Lawmakers in Washington are seeking to address this issue with legislation that would provide state-funded legal services for incarcerated people who are filing their first PRP petition. Jefferson recently testified in support of the bill—SB 5046, introduced by Democratic state Sen. Rebecca Saldaña. He says it would help reduce the hurdles indigent prisoners face in trying to get their cases a second look.

In the meantime, DOC could also take more immediate action by updating their policy to include court e-filings as protected communications, similar to legal mail, said Jefferson.

As incarcerated people and our loved ones know, the path to accessing justice behind bars is already filled with enough roadblocks. For the most vulnerable—those who have little support and nobody to advocate for them—change can’t come fast enough.
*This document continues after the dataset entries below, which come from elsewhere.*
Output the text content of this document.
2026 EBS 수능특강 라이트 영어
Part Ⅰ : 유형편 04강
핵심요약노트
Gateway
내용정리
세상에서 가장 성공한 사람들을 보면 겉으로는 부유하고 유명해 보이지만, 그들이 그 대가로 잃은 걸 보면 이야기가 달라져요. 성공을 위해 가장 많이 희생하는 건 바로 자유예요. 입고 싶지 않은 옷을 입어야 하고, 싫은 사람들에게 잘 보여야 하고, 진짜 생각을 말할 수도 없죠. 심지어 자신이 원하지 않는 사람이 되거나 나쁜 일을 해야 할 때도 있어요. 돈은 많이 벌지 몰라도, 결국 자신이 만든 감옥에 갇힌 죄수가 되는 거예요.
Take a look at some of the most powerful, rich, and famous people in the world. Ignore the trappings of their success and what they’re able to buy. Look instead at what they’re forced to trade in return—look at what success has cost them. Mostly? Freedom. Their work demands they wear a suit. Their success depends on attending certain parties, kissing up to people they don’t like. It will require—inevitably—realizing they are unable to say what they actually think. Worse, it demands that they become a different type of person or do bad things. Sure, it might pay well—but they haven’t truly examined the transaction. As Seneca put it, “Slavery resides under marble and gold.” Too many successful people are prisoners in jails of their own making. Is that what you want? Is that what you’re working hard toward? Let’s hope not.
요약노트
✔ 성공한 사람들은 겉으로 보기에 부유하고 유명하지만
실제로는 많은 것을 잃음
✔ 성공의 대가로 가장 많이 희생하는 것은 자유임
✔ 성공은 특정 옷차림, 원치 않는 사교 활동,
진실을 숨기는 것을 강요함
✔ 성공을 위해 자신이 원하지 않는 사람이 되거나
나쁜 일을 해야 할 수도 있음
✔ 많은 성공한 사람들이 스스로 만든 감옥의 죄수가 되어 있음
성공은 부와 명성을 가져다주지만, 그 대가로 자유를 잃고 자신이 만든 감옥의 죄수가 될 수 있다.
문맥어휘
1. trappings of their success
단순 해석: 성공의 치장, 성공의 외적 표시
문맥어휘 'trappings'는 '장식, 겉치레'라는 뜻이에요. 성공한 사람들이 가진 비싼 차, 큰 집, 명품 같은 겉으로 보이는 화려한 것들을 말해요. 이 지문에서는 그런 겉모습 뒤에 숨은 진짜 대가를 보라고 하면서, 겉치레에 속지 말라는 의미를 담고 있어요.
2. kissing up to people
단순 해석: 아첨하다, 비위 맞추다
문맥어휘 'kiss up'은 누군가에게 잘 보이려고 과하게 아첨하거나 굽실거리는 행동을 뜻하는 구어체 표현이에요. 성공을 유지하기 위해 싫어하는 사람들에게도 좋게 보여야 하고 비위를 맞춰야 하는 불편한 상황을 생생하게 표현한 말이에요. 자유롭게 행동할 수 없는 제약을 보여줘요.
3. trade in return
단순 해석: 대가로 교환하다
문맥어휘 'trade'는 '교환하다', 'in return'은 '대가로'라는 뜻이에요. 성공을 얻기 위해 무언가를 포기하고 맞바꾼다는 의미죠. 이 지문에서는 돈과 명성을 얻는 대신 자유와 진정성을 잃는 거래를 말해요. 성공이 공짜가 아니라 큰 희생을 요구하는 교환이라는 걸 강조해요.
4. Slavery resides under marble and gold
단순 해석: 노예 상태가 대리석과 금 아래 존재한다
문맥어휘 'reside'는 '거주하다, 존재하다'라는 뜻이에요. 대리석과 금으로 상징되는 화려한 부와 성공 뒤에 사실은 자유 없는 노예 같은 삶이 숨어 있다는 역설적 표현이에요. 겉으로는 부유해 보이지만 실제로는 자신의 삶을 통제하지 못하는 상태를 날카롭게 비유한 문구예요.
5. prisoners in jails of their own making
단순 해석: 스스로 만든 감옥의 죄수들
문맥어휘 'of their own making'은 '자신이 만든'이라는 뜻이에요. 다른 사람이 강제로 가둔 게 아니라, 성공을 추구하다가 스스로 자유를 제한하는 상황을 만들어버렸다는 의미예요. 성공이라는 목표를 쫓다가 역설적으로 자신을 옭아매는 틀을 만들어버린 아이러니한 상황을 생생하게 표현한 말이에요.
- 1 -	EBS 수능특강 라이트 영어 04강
“Effectively this is another way that we are systematically denying people access to justice,” Jefferson said. “What that means for those of us who have been marginalized is that we have even more hills to climb.”

Correction: A previous version of this story misstated the nature of constitutional guarantees of legal representation in criminal appeals. The article has been corrected to reflect the fact that attorneys are guaranteed for a defendant’s first appeal, but not for subsequent appeals.